Sorry za dubel, bo się wpakowałem w temat V gen
BTW, u mnie na spadanie obrotów do 200, pomogła wymiana IACV
A jaka może być przyczyna tego:
Dzisiaj odpaliłem auto, ssanie normalnie działało, zagrzał się.
Parę skrzyżowań, w końcu na parkingu ja mu sprzęgło a obroty spadają, uczucie jakby nie działał na 4 garach po czym zgasł... odpalam, podjechałem kawałek, sprzęgło, zgasł. I jeszcze raz tak samo. W międzyczasie zmieniłem mu zasilanie LPG --> Pb, nic to nie spowodowało. Bez problemu, równo się wkręcał na wyższe obroty.
Zgasiłem go, zatankowałem, odpaliłem i sytuacja się nie powtórzyła.
O co kaman?
Kopułka YEC 15 tys przebiegu, palec to samo.
Przewody oryginał, kiedyś w nocy pryskałem wodą po nich, nie było wiadać niczego ciekawego. Mimo, że na 1-szym jest lekko dziabnięta izolacja.
Świece 15tyś przebiegu mniej więcej
Przed podmianą też czasem głupiały obroty. Tylko przed rozgrzaniem dobrym, spadały mi do 200 i się podnosiły i stały już na właściwym poziomie.
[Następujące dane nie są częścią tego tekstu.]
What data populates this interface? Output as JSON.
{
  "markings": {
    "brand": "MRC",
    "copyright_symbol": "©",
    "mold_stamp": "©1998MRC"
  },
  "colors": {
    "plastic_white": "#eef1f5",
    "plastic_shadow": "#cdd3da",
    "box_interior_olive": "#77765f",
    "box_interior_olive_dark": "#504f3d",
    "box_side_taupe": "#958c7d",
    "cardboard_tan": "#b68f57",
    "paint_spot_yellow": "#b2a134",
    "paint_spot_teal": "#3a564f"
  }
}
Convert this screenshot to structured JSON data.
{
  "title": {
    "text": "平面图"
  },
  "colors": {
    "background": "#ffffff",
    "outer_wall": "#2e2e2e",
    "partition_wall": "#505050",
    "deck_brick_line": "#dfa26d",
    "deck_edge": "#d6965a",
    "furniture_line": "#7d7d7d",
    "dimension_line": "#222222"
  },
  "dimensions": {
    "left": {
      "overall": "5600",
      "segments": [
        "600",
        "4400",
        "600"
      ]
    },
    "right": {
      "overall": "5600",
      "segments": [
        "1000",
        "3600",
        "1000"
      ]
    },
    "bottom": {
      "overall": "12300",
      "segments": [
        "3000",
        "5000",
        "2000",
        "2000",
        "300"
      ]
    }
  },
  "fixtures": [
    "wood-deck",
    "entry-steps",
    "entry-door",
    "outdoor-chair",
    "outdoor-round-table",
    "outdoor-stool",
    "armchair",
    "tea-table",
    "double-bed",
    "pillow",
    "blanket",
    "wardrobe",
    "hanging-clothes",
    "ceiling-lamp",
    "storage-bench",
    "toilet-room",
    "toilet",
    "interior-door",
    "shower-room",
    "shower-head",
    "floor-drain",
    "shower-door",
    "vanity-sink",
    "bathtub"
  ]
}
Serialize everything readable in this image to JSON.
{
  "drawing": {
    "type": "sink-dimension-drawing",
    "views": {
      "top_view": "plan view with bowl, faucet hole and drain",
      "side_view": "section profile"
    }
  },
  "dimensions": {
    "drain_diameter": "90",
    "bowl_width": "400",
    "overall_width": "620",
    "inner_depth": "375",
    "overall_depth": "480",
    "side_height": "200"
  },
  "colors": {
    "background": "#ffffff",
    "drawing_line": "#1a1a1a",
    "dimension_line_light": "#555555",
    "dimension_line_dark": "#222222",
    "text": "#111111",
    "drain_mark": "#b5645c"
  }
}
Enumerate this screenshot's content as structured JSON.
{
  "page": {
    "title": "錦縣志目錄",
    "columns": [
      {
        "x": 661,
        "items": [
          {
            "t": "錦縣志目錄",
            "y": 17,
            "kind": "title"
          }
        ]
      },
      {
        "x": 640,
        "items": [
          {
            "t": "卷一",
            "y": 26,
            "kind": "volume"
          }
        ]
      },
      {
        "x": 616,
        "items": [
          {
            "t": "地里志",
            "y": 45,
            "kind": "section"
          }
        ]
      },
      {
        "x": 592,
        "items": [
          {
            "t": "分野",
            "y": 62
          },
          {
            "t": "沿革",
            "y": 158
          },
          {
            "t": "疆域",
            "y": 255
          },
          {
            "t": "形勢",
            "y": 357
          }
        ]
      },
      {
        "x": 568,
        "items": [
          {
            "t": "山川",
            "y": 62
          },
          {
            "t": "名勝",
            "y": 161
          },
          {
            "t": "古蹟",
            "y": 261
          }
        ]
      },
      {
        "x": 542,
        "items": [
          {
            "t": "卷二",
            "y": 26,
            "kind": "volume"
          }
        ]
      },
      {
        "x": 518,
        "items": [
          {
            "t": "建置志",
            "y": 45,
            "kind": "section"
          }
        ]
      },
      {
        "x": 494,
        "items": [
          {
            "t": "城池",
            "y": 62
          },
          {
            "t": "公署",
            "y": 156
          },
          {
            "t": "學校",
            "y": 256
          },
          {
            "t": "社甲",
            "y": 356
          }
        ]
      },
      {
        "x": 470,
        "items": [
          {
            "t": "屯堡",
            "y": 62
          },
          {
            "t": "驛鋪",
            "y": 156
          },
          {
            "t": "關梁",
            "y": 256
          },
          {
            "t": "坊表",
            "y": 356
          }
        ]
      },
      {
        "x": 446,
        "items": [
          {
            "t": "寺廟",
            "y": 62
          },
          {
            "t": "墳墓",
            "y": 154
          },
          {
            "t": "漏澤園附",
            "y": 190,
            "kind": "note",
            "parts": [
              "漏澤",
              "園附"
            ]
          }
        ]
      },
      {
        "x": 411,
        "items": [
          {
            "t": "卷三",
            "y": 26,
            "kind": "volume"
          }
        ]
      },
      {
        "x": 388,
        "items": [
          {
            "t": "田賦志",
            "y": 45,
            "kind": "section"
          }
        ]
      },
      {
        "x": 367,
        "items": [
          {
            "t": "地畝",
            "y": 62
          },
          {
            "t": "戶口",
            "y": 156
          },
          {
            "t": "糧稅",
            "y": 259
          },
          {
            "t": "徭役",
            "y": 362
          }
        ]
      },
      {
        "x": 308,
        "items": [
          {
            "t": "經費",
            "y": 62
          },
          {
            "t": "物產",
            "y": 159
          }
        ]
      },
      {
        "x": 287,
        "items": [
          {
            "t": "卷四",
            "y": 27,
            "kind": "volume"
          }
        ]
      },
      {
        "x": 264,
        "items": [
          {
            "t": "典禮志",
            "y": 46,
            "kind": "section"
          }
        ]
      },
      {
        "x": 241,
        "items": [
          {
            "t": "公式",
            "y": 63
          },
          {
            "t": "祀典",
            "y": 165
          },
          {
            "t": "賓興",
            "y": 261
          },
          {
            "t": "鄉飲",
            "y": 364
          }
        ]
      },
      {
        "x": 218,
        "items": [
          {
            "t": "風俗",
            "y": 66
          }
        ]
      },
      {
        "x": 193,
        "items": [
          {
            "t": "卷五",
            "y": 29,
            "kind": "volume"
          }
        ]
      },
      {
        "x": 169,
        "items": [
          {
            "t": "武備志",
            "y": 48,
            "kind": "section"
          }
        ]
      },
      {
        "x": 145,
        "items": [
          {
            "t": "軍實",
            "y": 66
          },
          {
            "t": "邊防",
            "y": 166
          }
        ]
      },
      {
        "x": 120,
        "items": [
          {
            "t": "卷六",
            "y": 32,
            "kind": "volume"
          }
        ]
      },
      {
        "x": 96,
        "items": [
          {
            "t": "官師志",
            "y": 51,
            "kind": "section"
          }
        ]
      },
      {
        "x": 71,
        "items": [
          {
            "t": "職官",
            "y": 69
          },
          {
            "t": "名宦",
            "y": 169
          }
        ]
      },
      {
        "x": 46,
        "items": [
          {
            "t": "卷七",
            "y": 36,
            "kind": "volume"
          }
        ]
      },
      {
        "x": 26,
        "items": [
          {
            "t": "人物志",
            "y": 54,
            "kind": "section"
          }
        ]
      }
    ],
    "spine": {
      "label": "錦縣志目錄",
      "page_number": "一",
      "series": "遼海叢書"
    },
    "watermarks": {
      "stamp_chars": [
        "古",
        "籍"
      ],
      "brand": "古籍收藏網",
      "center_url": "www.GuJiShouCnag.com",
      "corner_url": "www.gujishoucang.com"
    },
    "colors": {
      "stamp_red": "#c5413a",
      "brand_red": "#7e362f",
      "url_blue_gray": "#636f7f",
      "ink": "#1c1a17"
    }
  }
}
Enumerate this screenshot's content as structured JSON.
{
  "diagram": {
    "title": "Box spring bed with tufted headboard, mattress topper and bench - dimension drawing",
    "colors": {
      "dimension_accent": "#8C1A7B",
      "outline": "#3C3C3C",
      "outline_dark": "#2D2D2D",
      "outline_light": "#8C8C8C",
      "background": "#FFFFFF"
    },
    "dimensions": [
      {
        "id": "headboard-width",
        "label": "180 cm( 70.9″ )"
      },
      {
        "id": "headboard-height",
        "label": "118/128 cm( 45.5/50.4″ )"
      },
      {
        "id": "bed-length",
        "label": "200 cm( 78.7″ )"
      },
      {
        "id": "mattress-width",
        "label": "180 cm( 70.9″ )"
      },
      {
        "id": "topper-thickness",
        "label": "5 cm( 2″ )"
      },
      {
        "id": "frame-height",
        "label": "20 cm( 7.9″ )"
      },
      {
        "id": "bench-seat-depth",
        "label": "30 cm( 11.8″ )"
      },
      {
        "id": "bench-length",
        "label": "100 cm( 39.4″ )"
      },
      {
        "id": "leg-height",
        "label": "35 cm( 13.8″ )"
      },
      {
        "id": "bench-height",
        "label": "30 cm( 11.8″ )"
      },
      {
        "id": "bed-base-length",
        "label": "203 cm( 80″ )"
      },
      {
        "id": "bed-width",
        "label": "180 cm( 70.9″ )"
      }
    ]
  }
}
Wymiana IACV spowodowała brak spadku obrotów do 200, tylko od razu na właściwy poziom. Pierwszy raz od wymiany taki myk się zrobił.
Pb pół baku
LPG 11 litrów miałem jeszcze
Zauważyłem, że czasem, powiedzmy raz na 3-4 miesiące zgłupieje w ten sposób. Po czym jeździ bezproblemowo. 2 razy pamiętam, że miało to miejsce jak była dżdżysta pogoda, jak dzisiaj. Jak to rozgryźć?